Speaking during his keynote at the networker's financial analyst conference in New York on Thursday, Cisco CEO John Chambers explained that weakness in emerging economies weighed heavily on the company's first-quarter numbers.
"Emerging markets are extremely challenging," he said, but pointed to an eventual turnaround. "This one is largely economic, you will see us bounce back as the economies recover."
Some 22% of Cisco's business comes from emerging markets, although the sector has proved hugely problematic in recent quarters. Cisco's order growth rate in emerging markets fell from a positive 13% during Cisco's fiscal third quarter to a negative 12% during the first quarter.
"We are the canary in the coal mine," said Chambers. "For two decades we see trends emerge two to three quarters ahead of our peers."
The CEO added that Cisco will remain "extremely committed" to emerging markets, noting that the networking giant will increase its efforts in the space. Cisco, he said, will grow its emerging markets headcount and sales coverage by about 5% to 6%.
"We believe that, if we execute well, this market will grow 6 to 10 percent every year," said the CEO.

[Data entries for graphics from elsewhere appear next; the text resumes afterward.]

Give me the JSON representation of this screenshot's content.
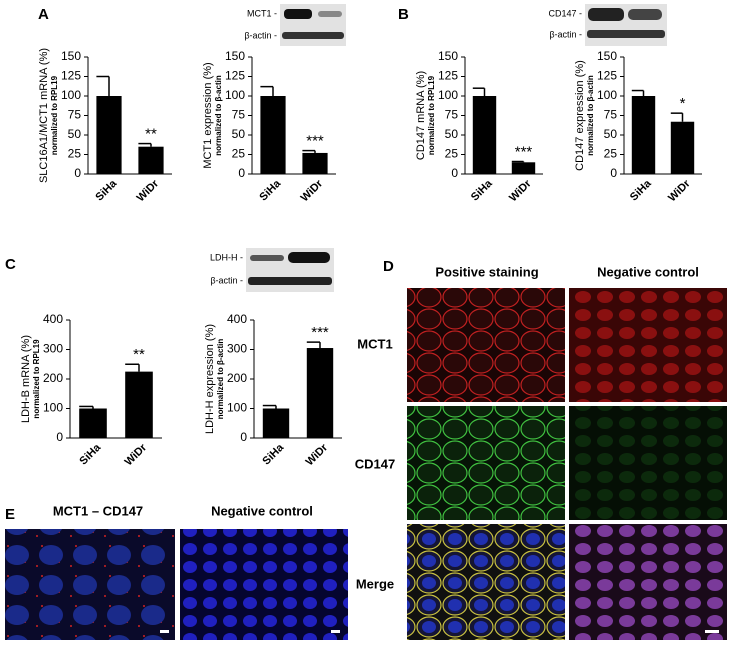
{
  "panels": {
    "a": "A",
    "b": "B",
    "c": "C",
    "d": "D",
    "e": "E"
  },
  "blots": {
    "mct1": "MCT1 -",
    "mct1_actin": "β-actin -",
    "cd147": "CD147 -",
    "cd147_actin": "β-actin -",
    "ldhh": "LDH-H -",
    "ldhh_actin": "β-actin -"
  },
  "microscopy_d": {
    "col_positive": "Positive staining",
    "col_negative": "Negative control",
    "row_mct1": "MCT1",
    "row_cd147": "CD147",
    "row_merge": "Merge"
  },
  "microscopy_e": {
    "col_positive": "MCT1 – CD147",
    "col_negative": "Negative control"
  },
  "chart_data": [
    {
      "type": "bar",
      "ylabel": "SLC16A1/MCT1 mRNA (%)",
      "ylabel_note": "normalized to RPL19",
      "categories": [
        "SiHa",
        "WiDr"
      ],
      "values": [
        100,
        35
      ],
      "errors": [
        25,
        4
      ],
      "significance": [
        null,
        "**"
      ],
      "color": "#000000",
      "ylim": [
        0,
        150
      ],
      "yticks": [
        0,
        25,
        50,
        75,
        100,
        125,
        150
      ]
    },
    {
      "type": "bar",
      "ylabel": "MCT1 expression (%)",
      "ylabel_note": "normalized to β-actin",
      "categories": [
        "SiHa",
        "WiDr"
      ],
      "values": [
        100,
        27
      ],
      "errors": [
        12,
        3
      ],
      "significance": [
        null,
        "***"
      ],
      "color": "#000000",
      "ylim": [
        0,
        150
      ],
      "yticks": [
        0,
        25,
        50,
        75,
        100,
        125,
        150
      ]
    },
    {
      "type": "bar",
      "ylabel": "CD147 mRNA (%)",
      "ylabel_note": "normalized to RPL19",
      "categories": [
        "SiHa",
        "WiDr"
      ],
      "values": [
        100,
        15
      ],
      "errors": [
        10,
        1
      ],
      "significance": [
        null,
        "***"
      ],
      "color": "#000000",
      "ylim": [
        0,
        150
      ],
      "yticks": [
        0,
        25,
        50,
        75,
        100,
        125,
        150
      ]
    },
    {
      "type": "bar",
      "ylabel": "CD147 expression (%)",
      "ylabel_note": "normalized to β-actin",
      "categories": [
        "SiHa",
        "WiDr"
      ],
      "values": [
        100,
        67
      ],
      "errors": [
        7,
        11
      ],
      "significance": [
        null,
        "*"
      ],
      "color": "#000000",
      "ylim": [
        0,
        150
      ],
      "yticks": [
        0,
        25,
        50,
        75,
        100,
        125,
        150
      ]
    },
    {
      "type": "bar",
      "ylabel": "LDH-B mRNA (%)",
      "ylabel_note": "normalized to RPL19",
      "categories": [
        "SiHa",
        "WiDr"
      ],
      "values": [
        100,
        225
      ],
      "errors": [
        7,
        25
      ],
      "significance": [
        null,
        "**"
      ],
      "color": "#000000",
      "ylim": [
        0,
        400
      ],
      "yticks": [
        0,
        100,
        200,
        300,
        400
      ]
    },
    {
      "type": "bar",
      "ylabel": "LDH-H expression (%)",
      "ylabel_note": "normalized to β-actin",
      "categories": [
        "SiHa",
        "WiDr"
      ],
      "values": [
        100,
        305
      ],
      "errors": [
        10,
        20
      ],
      "significance": [
        null,
        "***"
      ],
      "color": "#000000",
      "ylim": [
        0,
        400
      ],
      "yticks": [
        0,
        100,
        200,
        300,
        400
      ]
    }
  ]
}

Chambers also pointed to Cisco's experience in previous slowdowns, such as the Asian financial crisis in 1998, when the company increased its investment in the region. "Everyone backed out, we doubled down," he said.
The CEO used Israel's ongoing technological expansion as evidence of how Cisco can tap into specific nations' needs. "What they have done is standardize on Cisco as they digitize their country," he said. Cisco's discussions in Israel were less about switches and routers, according to the CEO, and instead focused on issues such as job growth, inclusion of the country's Arab population, healthcare and security.